Frontiers in Earth Science (Jul 2021)
Quantitative Analysis of Morphometric Data of Pre-modern Birds: Phylogenetic Versus Ecological Signal
Abstract
Birds are one of the most diverse clades of extant terrestrial vertebrates, a diversity that first arose during the Mesozoic as a multitude of lineages of pre-neornithine (stem) birds appeared but did not survive into the Cenozoic Era. Modern birds (Neornithes) inhabit an extensive array of ecologically distinct habitats and have specific and varied foraging strategies. Likewise, the morphological disparity among Mesozoic lineages appears to underscore a significant degree of ecological diversity, yet attempts to determine lineage-specific ecologies have mainly been limited to superficial narratives. In recent years, numerous studies have used various morphometric proxies to interpret the paleoecology of Mesozoic bird lineages, but largely without evaluating the interplay between ecological and phylogenetic signals.
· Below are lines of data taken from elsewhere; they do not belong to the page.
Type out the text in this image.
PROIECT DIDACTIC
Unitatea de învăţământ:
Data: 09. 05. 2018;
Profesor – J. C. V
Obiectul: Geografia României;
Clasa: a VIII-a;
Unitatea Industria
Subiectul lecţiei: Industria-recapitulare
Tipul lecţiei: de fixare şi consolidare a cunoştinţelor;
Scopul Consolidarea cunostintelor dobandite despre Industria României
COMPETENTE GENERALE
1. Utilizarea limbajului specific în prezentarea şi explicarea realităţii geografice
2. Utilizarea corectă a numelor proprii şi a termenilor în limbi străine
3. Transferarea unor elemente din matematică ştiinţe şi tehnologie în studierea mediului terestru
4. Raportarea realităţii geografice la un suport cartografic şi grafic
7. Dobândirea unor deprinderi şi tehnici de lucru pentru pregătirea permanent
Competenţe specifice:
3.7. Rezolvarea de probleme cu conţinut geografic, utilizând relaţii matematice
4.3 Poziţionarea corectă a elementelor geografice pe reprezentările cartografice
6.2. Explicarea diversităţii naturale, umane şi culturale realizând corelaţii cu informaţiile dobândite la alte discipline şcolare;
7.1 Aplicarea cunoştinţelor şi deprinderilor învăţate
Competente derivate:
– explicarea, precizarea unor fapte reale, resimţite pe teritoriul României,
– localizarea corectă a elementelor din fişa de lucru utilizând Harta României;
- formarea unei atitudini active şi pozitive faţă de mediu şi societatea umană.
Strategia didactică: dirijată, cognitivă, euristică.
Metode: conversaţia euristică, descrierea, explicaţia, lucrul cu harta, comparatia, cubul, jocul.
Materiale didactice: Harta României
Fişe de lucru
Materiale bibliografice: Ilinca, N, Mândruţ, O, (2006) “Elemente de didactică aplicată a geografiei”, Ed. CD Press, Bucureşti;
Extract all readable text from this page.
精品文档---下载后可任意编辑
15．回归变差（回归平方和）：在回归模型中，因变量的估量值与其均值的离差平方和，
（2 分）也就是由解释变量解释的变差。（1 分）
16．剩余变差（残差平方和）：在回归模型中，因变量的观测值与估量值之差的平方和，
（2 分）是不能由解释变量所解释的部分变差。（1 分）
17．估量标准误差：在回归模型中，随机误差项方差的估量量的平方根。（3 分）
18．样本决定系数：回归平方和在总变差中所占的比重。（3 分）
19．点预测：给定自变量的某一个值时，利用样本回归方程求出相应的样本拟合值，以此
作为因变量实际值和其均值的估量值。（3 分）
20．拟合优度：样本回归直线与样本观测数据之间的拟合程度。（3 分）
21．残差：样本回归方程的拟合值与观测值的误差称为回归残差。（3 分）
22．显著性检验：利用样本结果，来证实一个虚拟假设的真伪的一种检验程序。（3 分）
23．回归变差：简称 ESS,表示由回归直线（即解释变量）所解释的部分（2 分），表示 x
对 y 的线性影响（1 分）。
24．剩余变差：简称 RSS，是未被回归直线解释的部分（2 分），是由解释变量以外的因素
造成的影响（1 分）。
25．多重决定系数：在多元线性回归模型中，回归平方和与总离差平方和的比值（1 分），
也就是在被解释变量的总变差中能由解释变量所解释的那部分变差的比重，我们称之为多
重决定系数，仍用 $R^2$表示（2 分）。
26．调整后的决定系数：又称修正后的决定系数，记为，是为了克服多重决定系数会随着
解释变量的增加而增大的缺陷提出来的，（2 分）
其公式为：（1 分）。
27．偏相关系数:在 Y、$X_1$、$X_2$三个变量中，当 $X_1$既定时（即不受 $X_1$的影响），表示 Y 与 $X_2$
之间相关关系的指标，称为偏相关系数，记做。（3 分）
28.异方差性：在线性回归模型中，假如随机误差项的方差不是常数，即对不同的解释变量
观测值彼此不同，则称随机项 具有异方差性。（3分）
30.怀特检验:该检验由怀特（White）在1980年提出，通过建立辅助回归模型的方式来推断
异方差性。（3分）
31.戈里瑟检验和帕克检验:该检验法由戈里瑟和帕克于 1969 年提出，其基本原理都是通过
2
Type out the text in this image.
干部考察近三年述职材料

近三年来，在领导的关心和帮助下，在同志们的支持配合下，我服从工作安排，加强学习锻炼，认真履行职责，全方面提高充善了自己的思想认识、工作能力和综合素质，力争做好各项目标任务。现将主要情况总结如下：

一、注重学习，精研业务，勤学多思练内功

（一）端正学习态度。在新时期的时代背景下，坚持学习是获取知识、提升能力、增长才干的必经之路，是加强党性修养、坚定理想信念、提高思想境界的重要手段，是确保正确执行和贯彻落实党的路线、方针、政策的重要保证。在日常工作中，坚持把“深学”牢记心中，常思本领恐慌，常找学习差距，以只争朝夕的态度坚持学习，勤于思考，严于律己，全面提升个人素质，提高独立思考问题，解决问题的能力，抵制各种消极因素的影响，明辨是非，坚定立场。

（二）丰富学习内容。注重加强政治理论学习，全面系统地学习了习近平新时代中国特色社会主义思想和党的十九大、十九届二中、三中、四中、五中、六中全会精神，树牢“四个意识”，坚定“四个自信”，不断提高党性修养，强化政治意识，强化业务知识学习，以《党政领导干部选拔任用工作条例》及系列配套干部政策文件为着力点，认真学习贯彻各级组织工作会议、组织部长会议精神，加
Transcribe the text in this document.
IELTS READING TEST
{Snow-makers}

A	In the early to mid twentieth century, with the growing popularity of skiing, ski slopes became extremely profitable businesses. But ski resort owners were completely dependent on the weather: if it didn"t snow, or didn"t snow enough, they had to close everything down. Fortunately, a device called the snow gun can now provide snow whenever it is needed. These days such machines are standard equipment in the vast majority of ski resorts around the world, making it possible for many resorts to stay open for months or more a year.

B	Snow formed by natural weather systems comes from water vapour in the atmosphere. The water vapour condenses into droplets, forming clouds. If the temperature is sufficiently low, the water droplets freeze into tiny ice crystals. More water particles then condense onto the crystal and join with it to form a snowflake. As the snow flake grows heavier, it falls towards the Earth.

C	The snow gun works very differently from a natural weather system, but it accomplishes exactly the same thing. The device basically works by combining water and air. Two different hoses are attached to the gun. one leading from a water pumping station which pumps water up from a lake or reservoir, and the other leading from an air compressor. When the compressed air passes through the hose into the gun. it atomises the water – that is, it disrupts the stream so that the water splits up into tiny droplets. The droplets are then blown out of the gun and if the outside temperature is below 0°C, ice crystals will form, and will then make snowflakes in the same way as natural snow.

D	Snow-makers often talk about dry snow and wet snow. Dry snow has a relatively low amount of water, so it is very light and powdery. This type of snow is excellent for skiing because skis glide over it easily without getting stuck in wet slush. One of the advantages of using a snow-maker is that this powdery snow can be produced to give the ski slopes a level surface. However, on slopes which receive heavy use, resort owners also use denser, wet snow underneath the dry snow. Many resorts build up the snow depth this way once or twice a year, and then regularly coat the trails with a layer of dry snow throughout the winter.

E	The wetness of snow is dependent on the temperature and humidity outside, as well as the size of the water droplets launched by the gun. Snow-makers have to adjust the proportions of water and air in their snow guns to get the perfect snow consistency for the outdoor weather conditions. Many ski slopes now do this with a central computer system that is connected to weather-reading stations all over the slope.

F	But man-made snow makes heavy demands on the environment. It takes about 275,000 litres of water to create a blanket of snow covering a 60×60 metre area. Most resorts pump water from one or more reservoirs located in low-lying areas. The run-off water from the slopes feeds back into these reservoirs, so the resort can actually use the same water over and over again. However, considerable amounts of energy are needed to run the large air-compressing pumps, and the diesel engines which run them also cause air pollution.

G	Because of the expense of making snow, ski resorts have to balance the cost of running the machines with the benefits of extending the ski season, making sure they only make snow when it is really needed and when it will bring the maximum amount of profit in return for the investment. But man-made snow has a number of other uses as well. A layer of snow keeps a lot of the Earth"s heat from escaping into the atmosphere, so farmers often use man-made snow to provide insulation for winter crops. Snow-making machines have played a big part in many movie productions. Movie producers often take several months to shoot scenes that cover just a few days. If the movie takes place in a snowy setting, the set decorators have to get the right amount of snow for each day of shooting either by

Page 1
Moreover, most studies of this sort transform the original data into logarithms to control dimensionality, underestimating the biases induced upon such transformations. The goal of this study is to quantitatively address the ecomorphology of crown-group Neornithes using a dense sample of raw forelimb and hindlimb measurements, and to examine if such results can be used to infer the ecologies of Mesozoic bird lineages. To that end, scaling of limb measurements and ecological data from modern birds was assessed statistically using phylogenetic comparative methods, followed by the inclusion of fossil taxa. A strong relationship was recovered between humerus and hindlimb allometric scaling and phylogeny. Our results indicate that while some ecological classes of modern birds can be discriminated from each other, phylogenetic signature can overwhelm ecological signal in morphometric data, potentially limiting the inferences that can be made from ecomorphological studies. Furthermore, we found differential scaling of leg bones among Early Cretaceous enantiornithines and ornithuromorphs, a result hinting that habitat partitioning among different lineages could be a pervasive phenomenon in avian evolution.